練馬での「派遣村」

 昨日今日と、「派遣村」の“村民”が移動してきている区内石神井学園の体育館を訪ねました。引っ越し2日目の昨日は、さすがに現場はまだ混乱という感じでしたが、今日は27人が生活保護を申請するなど、新しい動きがありました。定住先がない場合は現の居住地を管轄する福祉事務所に保護申請するルールになっており、今回は石神井総合福祉事務所が管轄することになります。一気に多数の申請を受ける現場の混乱・負担も生半可なものではないでしょうが、しかし、とにかく生保に頼らなければ13日以降の生活がまったく見えないという当事者の思いははるかに痛切でしょう。

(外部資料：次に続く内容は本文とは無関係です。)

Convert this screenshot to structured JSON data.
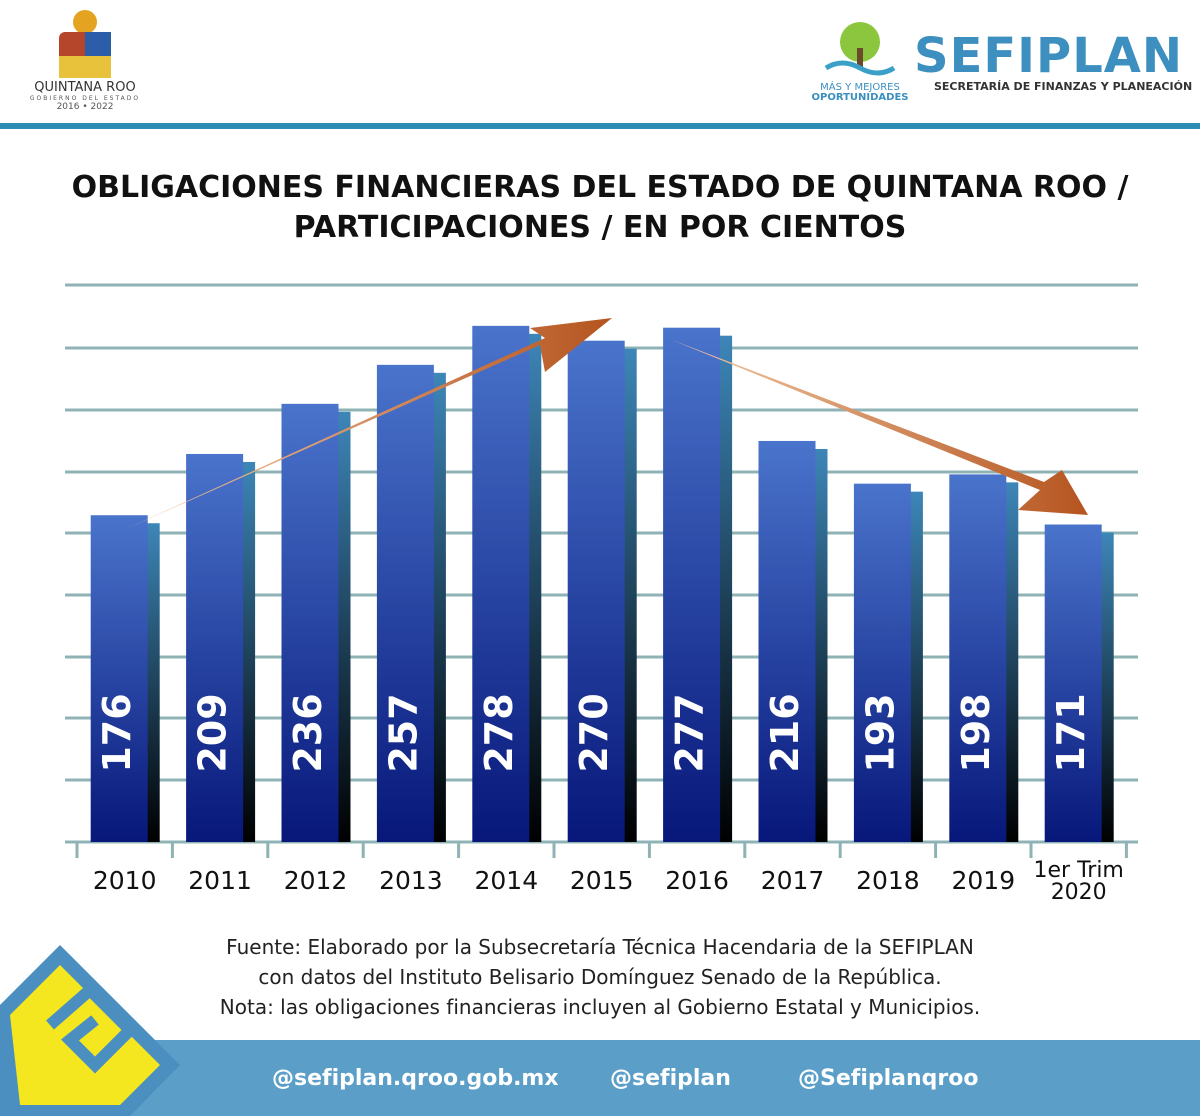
{
  "header": {
    "state": {
      "name": "QUINTANA ROO",
      "subtitle": "GOBIERNO DEL ESTADO",
      "years": "2016 • 2022"
    },
    "slogan": [
      "MÁS Y MEJORES",
      "OPORTUNIDADES"
    ],
    "org": {
      "name": "SEFIPLAN",
      "full": "SECRETARÍA DE FINANZAS Y PLANEACIÓN"
    }
  },
  "chart_data": {
    "type": "bar",
    "title": "OBLIGACIONES FINANCIERAS DEL ESTADO DE QUINTANA ROO / PARTICIPACIONES / EN POR CIENTOS",
    "categories": [
      "2010",
      "2011",
      "2012",
      "2013",
      "2014",
      "2015",
      "2016",
      "2017",
      "2018",
      "2019",
      "1er Trim 2020"
    ],
    "values": [
      176,
      209,
      236,
      257,
      278,
      270,
      277,
      216,
      193,
      198,
      171
    ],
    "color": "#3f66c4",
    "ylim": [
      0,
      300
    ]
  },
  "notes": [
    "Fuente: Elaborado por la Subsecretaría Técnica Hacendaria de la SEFIPLAN",
    "con datos del Instituto Belisario Domínguez Senado de la República.",
    "Nota: las obligaciones financieras incluyen al Gobierno Estatal y Municipios."
  ],
  "footer": {
    "links": [
      "@sefiplan.qroo.gob.mx",
      "@sefiplan",
      "@Sefiplanqroo"
    ]
  }
}
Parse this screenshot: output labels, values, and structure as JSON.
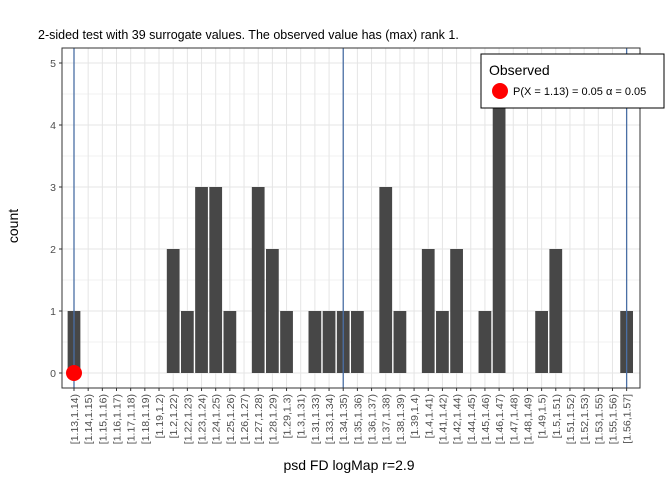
{
  "chart_data": {
    "type": "bar",
    "title": "2-sided test with 39 surrogate values. The observed value has (max) rank 1.",
    "xlabel": "psd FD logMap r=2.9",
    "ylabel": "count",
    "ylim": [
      0,
      5
    ],
    "yticks": [
      0,
      1,
      2,
      3,
      4,
      5
    ],
    "categories": [
      "[1.13,1.14)",
      "[1.14,1.15)",
      "[1.15,1.16)",
      "[1.16,1.17)",
      "[1.17,1.18)",
      "[1.18,1.19)",
      "[1.19,1.2)",
      "[1.2,1.22)",
      "[1.22,1.23)",
      "[1.23,1.24)",
      "[1.24,1.25)",
      "[1.25,1.26)",
      "[1.26,1.27)",
      "[1.27,1.28)",
      "[1.28,1.29)",
      "[1.29,1.3)",
      "[1.3,1.31)",
      "[1.31,1.33)",
      "[1.33,1.34)",
      "[1.34,1.35)",
      "[1.35,1.36)",
      "[1.36,1.37)",
      "[1.37,1.38)",
      "[1.38,1.39)",
      "[1.39,1.4)",
      "[1.4,1.41)",
      "[1.41,1.42)",
      "[1.42,1.44)",
      "[1.44,1.45)",
      "[1.45,1.46)",
      "[1.46,1.47)",
      "[1.47,1.48)",
      "[1.48,1.49)",
      "[1.49,1.5)",
      "[1.5,1.51)",
      "[1.51,1.52)",
      "[1.52,1.53)",
      "[1.53,1.55)",
      "[1.55,1.56)",
      "[1.56,1.57]"
    ],
    "values": [
      1,
      0,
      0,
      0,
      0,
      0,
      0,
      2,
      1,
      3,
      3,
      1,
      0,
      3,
      2,
      1,
      0,
      1,
      1,
      1,
      1,
      0,
      3,
      1,
      0,
      2,
      1,
      2,
      0,
      1,
      5,
      0,
      0,
      1,
      2,
      0,
      0,
      0,
      0,
      1
    ],
    "vlines_at_categories": [
      "[1.13,1.14)",
      "[1.34,1.35)",
      "[1.56,1.57]"
    ],
    "observed_point": {
      "category": "[1.13,1.14)",
      "y": 0,
      "color": "#ff0000"
    },
    "legend": {
      "title": "Observed",
      "label": "P(X = 1.13) = 0.05  α = 0.05",
      "position": "top-right"
    },
    "colors": {
      "bar": "#474747",
      "vline": "#4a6fa5",
      "grid": "#e5e5e5"
    },
    "grid": true
  }
}
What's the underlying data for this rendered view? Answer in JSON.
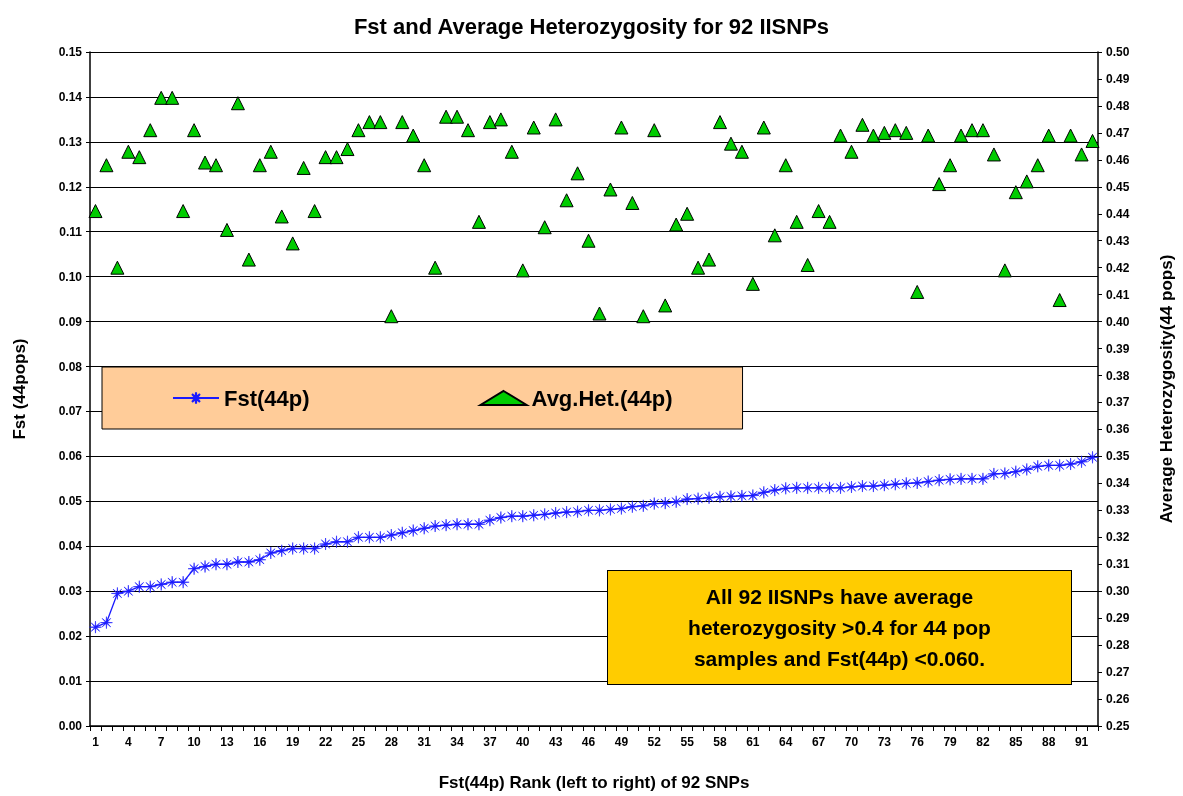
{
  "chart_data": {
    "type": "line",
    "title": "Fst and Average Heterozygosity for 92 IISNPs",
    "xlabel": "Fst(44p) Rank (left to right) of 92 SNPs",
    "ylabel": "Fst (44pops)",
    "y2label": "Average Heterozygosity(44 pops)",
    "categories": [
      "1",
      null,
      null,
      "4",
      null,
      null,
      "7",
      null,
      null,
      "10",
      null,
      null,
      "13",
      null,
      null,
      "16",
      null,
      null,
      "19",
      null,
      null,
      "22",
      null,
      null,
      "25",
      null,
      null,
      "28",
      null,
      null,
      "31",
      null,
      null,
      "34",
      null,
      null,
      "37",
      null,
      null,
      "40",
      null,
      null,
      "43",
      null,
      null,
      "46",
      null,
      null,
      "49",
      null,
      null,
      "52",
      null,
      null,
      "55",
      null,
      null,
      "58",
      null,
      null,
      "61",
      null,
      null,
      "64",
      null,
      null,
      "67",
      null,
      null,
      "70",
      null,
      null,
      "73",
      null,
      null,
      "76",
      null,
      null,
      "79",
      null,
      null,
      "82",
      null,
      null,
      "85",
      null,
      null,
      "88",
      null,
      null,
      "91",
      null
    ],
    "series": [
      {
        "name": "Fst(44p)",
        "type": "line",
        "color": "#1a1aff",
        "marker": "star",
        "values": [
          0.022,
          0.023,
          0.0295,
          0.03,
          0.031,
          0.031,
          0.0315,
          0.032,
          0.032,
          0.035,
          0.0355,
          0.036,
          0.036,
          0.0365,
          0.0365,
          0.037,
          0.0385,
          0.039,
          0.0395,
          0.0395,
          0.0395,
          0.0405,
          0.041,
          0.041,
          0.042,
          0.042,
          0.042,
          0.0425,
          0.043,
          0.0435,
          0.044,
          0.0445,
          0.0447,
          0.0449,
          0.0449,
          0.0449,
          0.0458,
          0.0464,
          0.0467,
          0.0467,
          0.0469,
          0.0471,
          0.0474,
          0.0476,
          0.0477,
          0.048,
          0.048,
          0.0482,
          0.0484,
          0.0488,
          0.049,
          0.0495,
          0.0496,
          0.0499,
          0.0505,
          0.0506,
          0.0508,
          0.051,
          0.0511,
          0.0512,
          0.0513,
          0.052,
          0.0525,
          0.0529,
          0.053,
          0.053,
          0.053,
          0.053,
          0.053,
          0.0532,
          0.0534,
          0.0534,
          0.0536,
          0.0538,
          0.054,
          0.0541,
          0.0544,
          0.0547,
          0.0549,
          0.055,
          0.055,
          0.055,
          0.0561,
          0.0562,
          0.0566,
          0.0571,
          0.0578,
          0.058,
          0.058,
          0.0583,
          0.0588,
          0.0598
        ]
      },
      {
        "name": "Avg.Het.(44p)",
        "type": "scatter",
        "axis": "y2",
        "color": "#00cc00",
        "marker": "triangle",
        "values": [
          0.441,
          0.458,
          0.42,
          0.463,
          0.461,
          0.471,
          0.483,
          0.483,
          0.441,
          0.471,
          0.459,
          0.458,
          0.434,
          0.481,
          0.423,
          0.458,
          0.463,
          0.439,
          0.429,
          0.457,
          0.441,
          0.461,
          0.461,
          0.464,
          0.471,
          0.474,
          0.474,
          0.402,
          0.474,
          0.469,
          0.458,
          0.42,
          0.476,
          0.476,
          0.471,
          0.437,
          0.474,
          0.475,
          0.463,
          0.419,
          0.472,
          0.435,
          0.475,
          0.445,
          0.455,
          0.43,
          0.403,
          0.449,
          0.472,
          0.444,
          0.402,
          0.471,
          0.406,
          0.436,
          0.44,
          0.42,
          0.423,
          0.474,
          0.466,
          0.463,
          0.414,
          0.472,
          0.432,
          0.458,
          0.437,
          0.421,
          0.441,
          0.437,
          0.469,
          0.463,
          0.473,
          0.469,
          0.47,
          0.471,
          0.47,
          0.411,
          0.469,
          0.451,
          0.458,
          0.469,
          0.471,
          0.471,
          0.462,
          0.419,
          0.448,
          0.452,
          0.458,
          0.469,
          0.408,
          0.469,
          0.462,
          0.467
        ]
      }
    ],
    "ylim": [
      0,
      0.15
    ],
    "yticks": [
      {
        "value": 0,
        "label": "0.00"
      },
      {
        "value": 0.01,
        "label": "0.01"
      },
      {
        "value": 0.02,
        "label": "0.02"
      },
      {
        "value": 0.03,
        "label": "0.03"
      },
      {
        "value": 0.04,
        "label": "0.04"
      },
      {
        "value": 0.05,
        "label": "0.05"
      },
      {
        "value": 0.06,
        "label": "0.06"
      },
      {
        "value": 0.07,
        "label": "0.07"
      },
      {
        "value": 0.08,
        "label": "0.08"
      },
      {
        "value": 0.09,
        "label": "0.09"
      },
      {
        "value": 0.1,
        "label": "0.10"
      },
      {
        "value": 0.11,
        "label": "0.11"
      },
      {
        "value": 0.12,
        "label": "0.12"
      },
      {
        "value": 0.13,
        "label": "0.13"
      },
      {
        "value": 0.14,
        "label": "0.14"
      },
      {
        "value": 0.15,
        "label": "0.15"
      }
    ],
    "y2lim": [
      0.25,
      0.5
    ],
    "y2ticks": [
      {
        "value": 0.25,
        "label": "0.25"
      },
      {
        "value": 0.26,
        "label": "0.26"
      },
      {
        "value": 0.27,
        "label": "0.27"
      },
      {
        "value": 0.28,
        "label": "0.28"
      },
      {
        "value": 0.29,
        "label": "0.29"
      },
      {
        "value": 0.3,
        "label": "0.30"
      },
      {
        "value": 0.31,
        "label": "0.31"
      },
      {
        "value": 0.32,
        "label": "0.32"
      },
      {
        "value": 0.33,
        "label": "0.33"
      },
      {
        "value": 0.34,
        "label": "0.34"
      },
      {
        "value": 0.35,
        "label": "0.35"
      },
      {
        "value": 0.36,
        "label": "0.36"
      },
      {
        "value": 0.37,
        "label": "0.37"
      },
      {
        "value": 0.38,
        "label": "0.38"
      },
      {
        "value": 0.39,
        "label": "0.39"
      },
      {
        "value": 0.4,
        "label": "0.40"
      },
      {
        "value": 0.41,
        "label": "0.41"
      },
      {
        "value": 0.42,
        "label": "0.42"
      },
      {
        "value": 0.43,
        "label": "0.43"
      },
      {
        "value": 0.44,
        "label": "0.44"
      },
      {
        "value": 0.45,
        "label": "0.45"
      },
      {
        "value": 0.46,
        "label": "0.46"
      },
      {
        "value": 0.47,
        "label": "0.47"
      },
      {
        "value": 0.48,
        "label": "0.48"
      },
      {
        "value": 0.49,
        "label": "0.49"
      },
      {
        "value": 0.5,
        "label": "0.50"
      }
    ],
    "grid": "y",
    "legend": "left",
    "annotations": [
      "All 92 IISNPs have average heterozygosity >0.4 for 44 pop samples and Fst(44p) <0.060."
    ]
  }
}
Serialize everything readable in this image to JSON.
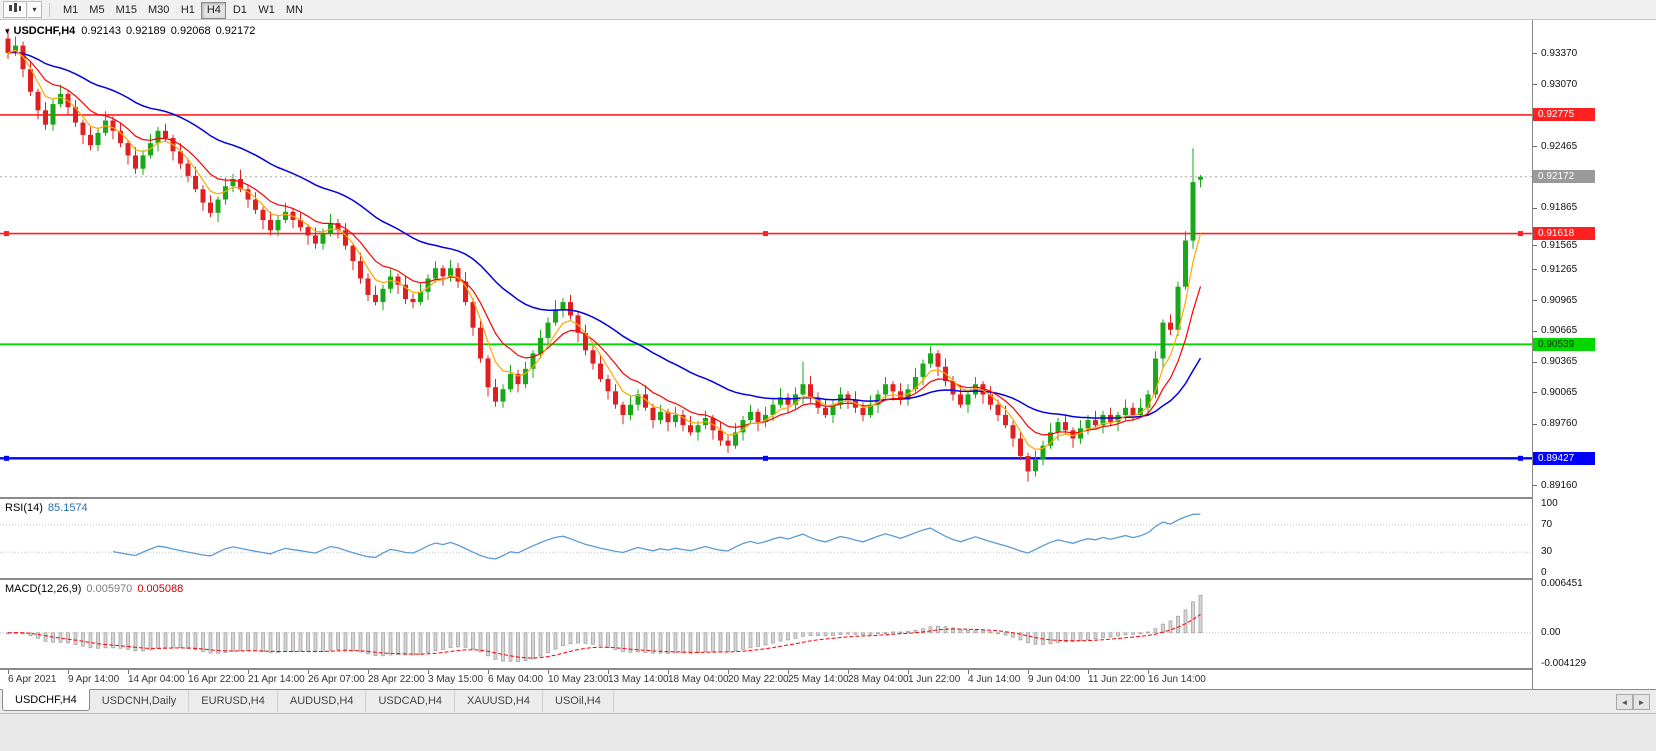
{
  "icons": {
    "caret": "▾",
    "one_click": "▾",
    "scroll_left": "◄",
    "scroll_right": "►"
  },
  "toolbar": {
    "timeframes": [
      "M1",
      "M5",
      "M15",
      "M30",
      "H1",
      "H4",
      "D1",
      "W1",
      "MN"
    ],
    "active_timeframe": "H4"
  },
  "chart": {
    "symbol": "USDCHF,H4",
    "ohlc": {
      "open": "0.92143",
      "high": "0.92189",
      "low": "0.92068",
      "close": "0.92172"
    },
    "ylim": [
      0.8905,
      0.937
    ],
    "price_axis_labels": [
      "0.93370",
      "0.93070",
      "0.92465",
      "0.91865",
      "0.91565",
      "0.91265",
      "0.90965",
      "0.90665",
      "0.90365",
      "0.90065",
      "0.89760",
      "0.89160"
    ],
    "price_badges": [
      {
        "label": "0.92775",
        "bg": "#ff2020",
        "fg": "#ffffff",
        "name": "resistance-line-price-badge"
      },
      {
        "label": "0.92172",
        "bg": "#9a9a9a",
        "fg": "#ffffff",
        "name": "current-price-badge"
      },
      {
        "label": "0.91618",
        "bg": "#ff2020",
        "fg": "#ffffff",
        "name": "resistance-line-price-badge"
      },
      {
        "label": "0.90539",
        "bg": "#00d800",
        "fg": "#003800",
        "name": "support-line-price-badge"
      },
      {
        "label": "0.89427",
        "bg": "#0000ff",
        "fg": "#ffffff",
        "name": "support-line-price-badge"
      }
    ],
    "hlines": [
      {
        "price": 0.92775,
        "color": "#ff2020",
        "width": 1.6,
        "handles": false
      },
      {
        "price": 0.91618,
        "color": "#ff2020",
        "width": 1.6,
        "handles": true
      },
      {
        "price": 0.90539,
        "color": "#00d800",
        "width": 1.8,
        "handles": false
      },
      {
        "price": 0.89427,
        "color": "#0000ff",
        "width": 2.4,
        "handles": true
      }
    ],
    "current_price": 0.92172,
    "colors": {
      "up": "#18a818",
      "down": "#e02020",
      "ma_fast": "#ffa800",
      "ma_mid": "#ff0000",
      "ma_slow": "#0000e0"
    },
    "chart_data": {
      "type": "candlestick",
      "first_open": 0.9352,
      "closes": [
        0.9338,
        0.9345,
        0.9322,
        0.93,
        0.9282,
        0.9268,
        0.9288,
        0.9298,
        0.9285,
        0.927,
        0.9258,
        0.9248,
        0.926,
        0.9272,
        0.9262,
        0.925,
        0.9238,
        0.9225,
        0.9238,
        0.925,
        0.9262,
        0.9255,
        0.9242,
        0.923,
        0.9218,
        0.9205,
        0.9192,
        0.9182,
        0.9195,
        0.9208,
        0.9215,
        0.9205,
        0.9195,
        0.9185,
        0.9175,
        0.9165,
        0.9175,
        0.9183,
        0.9175,
        0.9168,
        0.916,
        0.9152,
        0.9162,
        0.9172,
        0.9165,
        0.915,
        0.9135,
        0.9118,
        0.9102,
        0.9095,
        0.9108,
        0.912,
        0.9112,
        0.9098,
        0.9095,
        0.9105,
        0.9118,
        0.9128,
        0.912,
        0.9128,
        0.9115,
        0.9095,
        0.907,
        0.904,
        0.9012,
        0.8998,
        0.901,
        0.9025,
        0.9015,
        0.903,
        0.9045,
        0.906,
        0.9075,
        0.9088,
        0.9095,
        0.9082,
        0.9065,
        0.9048,
        0.9035,
        0.902,
        0.9008,
        0.8995,
        0.8985,
        0.8995,
        0.9005,
        0.8992,
        0.898,
        0.8988,
        0.8978,
        0.8985,
        0.8975,
        0.8968,
        0.8975,
        0.8982,
        0.897,
        0.896,
        0.8955,
        0.8968,
        0.898,
        0.8988,
        0.8978,
        0.8985,
        0.8995,
        0.9002,
        0.8995,
        0.9005,
        0.9015,
        0.9002,
        0.8992,
        0.8985,
        0.8995,
        0.9005,
        0.9,
        0.8992,
        0.8985,
        0.8995,
        0.9005,
        0.9015,
        0.9008,
        0.9,
        0.901,
        0.9022,
        0.9035,
        0.9045,
        0.9032,
        0.9018,
        0.9005,
        0.8995,
        0.9005,
        0.9015,
        0.9005,
        0.8995,
        0.8985,
        0.8975,
        0.8962,
        0.8945,
        0.893,
        0.8942,
        0.8955,
        0.8968,
        0.8978,
        0.897,
        0.8962,
        0.8972,
        0.898,
        0.8975,
        0.8985,
        0.8978,
        0.8985,
        0.8992,
        0.8985,
        0.8992,
        0.9005,
        0.904,
        0.9075,
        0.9068,
        0.911,
        0.9155,
        0.9212,
        0.92172
      ],
      "wick_overrides": {
        "0": [
          0.9362,
          null
        ],
        "96": [
          null,
          0.8948
        ],
        "106": [
          0.9037,
          null
        ],
        "123": [
          0.9052,
          null
        ],
        "136": [
          null,
          0.892
        ],
        "158": [
          0.9245,
          null
        ],
        "159": [
          0.92189,
          0.92068
        ]
      },
      "open_overrides": {
        "159": 0.92143
      },
      "ma_periods": {
        "fast": 5,
        "mid": 10,
        "slow": 30
      }
    }
  },
  "rsi": {
    "label": "RSI(14)",
    "value": "85.1574",
    "axis": [
      "100",
      "70",
      "30",
      "0"
    ],
    "levels": [
      70,
      30
    ],
    "range": [
      0,
      100
    ],
    "color": "#5b9bd5"
  },
  "macd": {
    "label": "MACD(12,26,9)",
    "value_main": "0.005970",
    "value_signal": "0.005088",
    "axis_top": "0.006451",
    "axis_zero": "0.00",
    "axis_bottom": "-0.004129",
    "range": [
      -0.004129,
      0.006451
    ],
    "colors": {
      "histogram_fill": "#d6d6d6",
      "histogram_stroke": "#9a9a9a",
      "signal": "#ff0000"
    }
  },
  "time_axis": {
    "labels": [
      "6 Apr 2021",
      "9 Apr 14:00",
      "14 Apr 04:00",
      "16 Apr 22:00",
      "21 Apr 14:00",
      "26 Apr 07:00",
      "28 Apr 22:00",
      "3 May 15:00",
      "6 May 04:00",
      "10 May 23:00",
      "13 May 14:00",
      "18 May 04:00",
      "20 May 22:00",
      "25 May 14:00",
      "28 May 04:00",
      "1 Jun 22:00",
      "4 Jun 14:00",
      "9 Jun 04:00",
      "11 Jun 22:00",
      "16 Jun 14:00"
    ]
  },
  "tabs": {
    "active": "USDCHF,H4",
    "items": [
      "USDCHF,H4",
      "USDCNH,Daily",
      "EURUSD,H4",
      "AUDUSD,H4",
      "USDCAD,H4",
      "XAUUSD,H4",
      "USOil,H4"
    ]
  }
}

 それにしても、越年のために講堂を開放するという異例の対応をとった厚生労働省、そして12日と期限を切ってこの緊急対策を始めた都は、13日になったらどうするのでしょう? 仕事も決まらない、生保の決定も出ない、もちろん住む場所もない…路上に出ろと言うのでしょうか? まさかそんなことはしないと信じますが、しかし、気がかりです。
一方で練馬区は、今日の集団申請で、もはや「派遣村」の対応は都の仕事とは言っておられなくなりました。どう支援するのか。生保の運用はどうするのか。「派遣村」の“村民”に登録しなかった人たちのことはどうするのか。これまでの事業や制度の枠組みで足りるのか。
 もともとは「区にはいっさい迷惑(?)をかけない」という話で始まったらしい今回の動きですが、しかし、今さら愚痴をこぼしても始まらない。生保の申請に真剣に答えることはもちろんですが、国や都に、責任を持って対策を取るよう求めていくこともふくめ、立派に仕事をする練馬区であってほしいと願います。

 なお、「派遣村」から都が用意した施設に移動した人数は、昨日の夕方時点で京華スクエア80、十思スクエア74、石神井学園138、なぎさ寮13とのことです。